# Quantiles of the standard Normal¶

Quantiles are a great way to summarize a random variable with a few numbers. Let’s start with the standard Normal. Take:

$Z\sim N(0,1).$

The definition of is this:

The $$q$$ quantile of $$Z$$ is the value $$z_q$$ such that the probability of $$Z$$ being less that $$z_q$$ is $$q$$.

Mathematically, you want to find a value $$z_q$$

$\Phi(z_q) = q.$

## The median of the standard Normal¶

For example, the $$0.5$$ quantile $$z_{0.5}$$ satisfies the property:

$\Phi(z_{0.5}) = 0.5.$

This is known as the median of $$Z$$. In words, 50% of the probability of $$Z$$ to the left of the median. For the standard normal, we have because of the symmetry of the PDF about zero that:

$z_{0.5} = 0.$

Of course, scipy.stats knows about the median:

import matplotlib.pyplot as plt
%matplotlib inline
import seaborn as sns
sns.set(rc={"figure.dpi":100, 'savefig.dpi':300})
sns.set_context('notebook')
sns.set_style("ticks")
from IPython.display import set_matplotlib_formats
set_matplotlib_formats('retina', 'svg')
import numpy as np
import scipy.stats as st

Z = st.norm()
Z.median()

0.0


## Other quantiles of the standard Normal¶

Another interesting quantile is $$z_{0.025}$$. So, $$z_{0.025}$$ marks the point below which $$Z$$ lies with probability $$2.5$$%. This is not trivial to find though. You really need to solve the nonlinear equation:

$\Phi(z_{0.025}) = 0.025.$

But scipy.stats can do this for you using the function Z.ppf():

z_025 = Z.ppf(0.025)
print('z_025 = {0:1.2f}'.format(z_025))

z_025 = -1.96


Let’s verify that this is indeed giving me the $$0.025$$ quantile. If I plug it in the CDF I should get $$0.025$$:

print('Phi(z_025) = {0:1.3f}'.format(Z.cdf(z_025)))

Phi(z_025) = 0.025


Okay, it looks good!

Let’s also find $$z_{0.975}$$:

z_975 = Z.ppf(0.975)
print('z_975 = {0:1.2f}'.format(z_975))

z_975 = 1.96


Nice! This is just $$-z_{0.025}$$. We could have guessed it!

## Credible intervals¶

Alright, these two quantiles are particularly important. Why, because the probability that $$Z$$ is between them is 95%! We we could write:

$$Z$$ is between -1.96 and +1.96 with probability 95%.

This is a very nice summary of the uncertainty in $$Z$$. This is called the 95% (central) credible interval of $$Z$$.

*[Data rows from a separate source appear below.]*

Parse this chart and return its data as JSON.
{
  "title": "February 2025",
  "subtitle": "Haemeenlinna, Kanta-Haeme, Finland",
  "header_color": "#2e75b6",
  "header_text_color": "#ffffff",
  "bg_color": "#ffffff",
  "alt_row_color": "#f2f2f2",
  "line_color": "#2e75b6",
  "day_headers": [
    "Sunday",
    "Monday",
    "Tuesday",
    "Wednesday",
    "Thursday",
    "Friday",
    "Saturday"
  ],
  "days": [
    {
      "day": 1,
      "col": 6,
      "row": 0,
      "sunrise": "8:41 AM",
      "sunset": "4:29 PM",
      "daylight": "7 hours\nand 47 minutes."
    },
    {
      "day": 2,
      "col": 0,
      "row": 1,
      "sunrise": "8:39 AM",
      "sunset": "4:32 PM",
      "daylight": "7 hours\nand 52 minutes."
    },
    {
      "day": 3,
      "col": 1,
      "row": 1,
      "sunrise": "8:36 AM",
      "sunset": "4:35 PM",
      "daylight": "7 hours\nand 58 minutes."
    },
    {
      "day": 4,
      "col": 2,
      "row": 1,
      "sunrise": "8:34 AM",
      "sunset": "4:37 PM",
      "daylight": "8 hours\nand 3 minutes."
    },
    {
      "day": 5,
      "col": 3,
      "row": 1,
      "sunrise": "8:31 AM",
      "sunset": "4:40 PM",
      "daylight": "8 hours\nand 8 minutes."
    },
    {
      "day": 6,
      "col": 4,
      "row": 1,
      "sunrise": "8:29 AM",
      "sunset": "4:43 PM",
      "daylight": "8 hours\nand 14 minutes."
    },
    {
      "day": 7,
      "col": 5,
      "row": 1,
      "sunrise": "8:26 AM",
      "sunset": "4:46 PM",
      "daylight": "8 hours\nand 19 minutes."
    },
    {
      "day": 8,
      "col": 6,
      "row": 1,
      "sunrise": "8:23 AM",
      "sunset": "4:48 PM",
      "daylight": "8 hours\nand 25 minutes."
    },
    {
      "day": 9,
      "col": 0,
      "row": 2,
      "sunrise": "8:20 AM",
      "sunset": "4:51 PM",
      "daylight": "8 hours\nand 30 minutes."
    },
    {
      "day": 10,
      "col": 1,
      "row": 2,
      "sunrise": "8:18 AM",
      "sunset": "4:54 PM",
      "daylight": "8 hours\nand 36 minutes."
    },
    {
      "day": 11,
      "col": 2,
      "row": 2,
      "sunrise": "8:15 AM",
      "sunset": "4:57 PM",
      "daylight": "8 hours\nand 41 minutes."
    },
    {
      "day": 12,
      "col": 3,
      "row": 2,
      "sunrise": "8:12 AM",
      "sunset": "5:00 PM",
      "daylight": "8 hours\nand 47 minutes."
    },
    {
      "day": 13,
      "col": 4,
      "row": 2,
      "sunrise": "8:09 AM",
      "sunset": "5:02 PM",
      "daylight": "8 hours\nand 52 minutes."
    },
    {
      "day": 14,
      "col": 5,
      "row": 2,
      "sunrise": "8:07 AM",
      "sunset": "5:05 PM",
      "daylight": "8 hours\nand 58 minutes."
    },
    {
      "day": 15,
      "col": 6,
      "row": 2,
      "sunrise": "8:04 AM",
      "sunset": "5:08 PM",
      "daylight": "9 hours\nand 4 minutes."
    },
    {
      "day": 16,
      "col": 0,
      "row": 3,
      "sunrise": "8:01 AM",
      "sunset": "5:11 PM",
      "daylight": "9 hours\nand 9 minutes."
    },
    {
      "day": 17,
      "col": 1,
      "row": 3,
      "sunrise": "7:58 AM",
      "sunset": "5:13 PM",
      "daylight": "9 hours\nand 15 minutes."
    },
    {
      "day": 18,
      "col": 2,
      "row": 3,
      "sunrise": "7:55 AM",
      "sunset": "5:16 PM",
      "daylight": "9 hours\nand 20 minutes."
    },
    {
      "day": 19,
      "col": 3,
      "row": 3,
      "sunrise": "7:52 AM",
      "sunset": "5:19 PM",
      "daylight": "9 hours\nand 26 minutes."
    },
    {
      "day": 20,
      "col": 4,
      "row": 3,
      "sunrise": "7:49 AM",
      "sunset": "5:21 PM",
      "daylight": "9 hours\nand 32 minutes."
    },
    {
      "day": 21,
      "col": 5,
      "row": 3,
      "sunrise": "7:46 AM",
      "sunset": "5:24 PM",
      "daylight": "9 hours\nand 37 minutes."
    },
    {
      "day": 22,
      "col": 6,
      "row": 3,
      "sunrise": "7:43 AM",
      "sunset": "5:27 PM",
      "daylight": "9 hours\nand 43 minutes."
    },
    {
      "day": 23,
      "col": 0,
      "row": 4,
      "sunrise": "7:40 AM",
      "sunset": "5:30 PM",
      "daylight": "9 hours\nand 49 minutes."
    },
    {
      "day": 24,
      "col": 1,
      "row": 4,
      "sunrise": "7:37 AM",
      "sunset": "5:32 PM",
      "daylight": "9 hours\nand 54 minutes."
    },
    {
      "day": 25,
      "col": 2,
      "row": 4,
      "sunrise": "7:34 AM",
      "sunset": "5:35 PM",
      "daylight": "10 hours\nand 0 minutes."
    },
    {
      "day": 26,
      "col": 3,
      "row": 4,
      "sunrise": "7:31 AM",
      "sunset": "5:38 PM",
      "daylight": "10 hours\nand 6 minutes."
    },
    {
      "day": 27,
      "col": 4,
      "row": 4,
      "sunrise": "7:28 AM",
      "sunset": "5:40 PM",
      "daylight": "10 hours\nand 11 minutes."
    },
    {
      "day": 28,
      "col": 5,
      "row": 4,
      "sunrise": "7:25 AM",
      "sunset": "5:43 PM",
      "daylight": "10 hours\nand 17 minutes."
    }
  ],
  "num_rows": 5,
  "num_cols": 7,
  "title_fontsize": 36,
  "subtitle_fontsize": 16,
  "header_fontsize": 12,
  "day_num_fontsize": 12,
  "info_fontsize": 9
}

Now if you are like me, you would simplify this a bit more by writing:

$$Z$$ is between -2 and +2 with probability (approximately) 95%.

Who wants to remember that 1.96…

Let’s visualize the 95% (central) credible interval by shaded the PDF:

fig, ax = plt.subplots()
zs = np.linspace(-6.0, 6.0, 200)
Phis = Z.pdf(zs)
ax.plot(zs, Phis)
idx = (zs >= -2) & (zs <= 2)
ax.fill_between(zs[idx], 0.0, Phis[idx], color='r', alpha=0.5, label='95% credible interval')
ax.set_xlabel('$z$')
ax.set_ylabel('$\phi(z)$')
plt.legend(loc='best'); Let’s end by finding the 99.9% credible interval of $$Z$$. We need the following quantiles:

• $$z_{0.001}$$:

z_001 = Z.ppf(0.001)
print('z_001 = {0:1.2f}'.format(z_001))

z_001 = -3.09

• $$z_{0.999}$$:

z_999 = Z.ppf(0.999)
print('z_999 = {0:1.2f}'.format(z_999))

z_999 = 3.09


So, we can now write:

$$Z$$ is between -3.09 and 3.09 with probability 99.8%.

Or the more practical:

$$Z$$ is between -3 and 3 with probability (about) 99.8%.

How can I think about this intuitively? Well, if you sample many many times from $$Z$$ approximately 2 out of a 1000 samples will be outside of the interval $$[-3, 3]$$. Let’s test this computationally:

# Take 1,000,000 samples
zs = Z.rvs(size=1_000_000)
# Count the number of zs that are outside the range
idx = (zs < -3) | (zs > 3)
# How many samples out of 1,000?
zs[idx].size / 1_000_000 * 1_000

2.716


## Questions¶

• Modify the code above to find the 99.99% central credible interval of $$Z$$.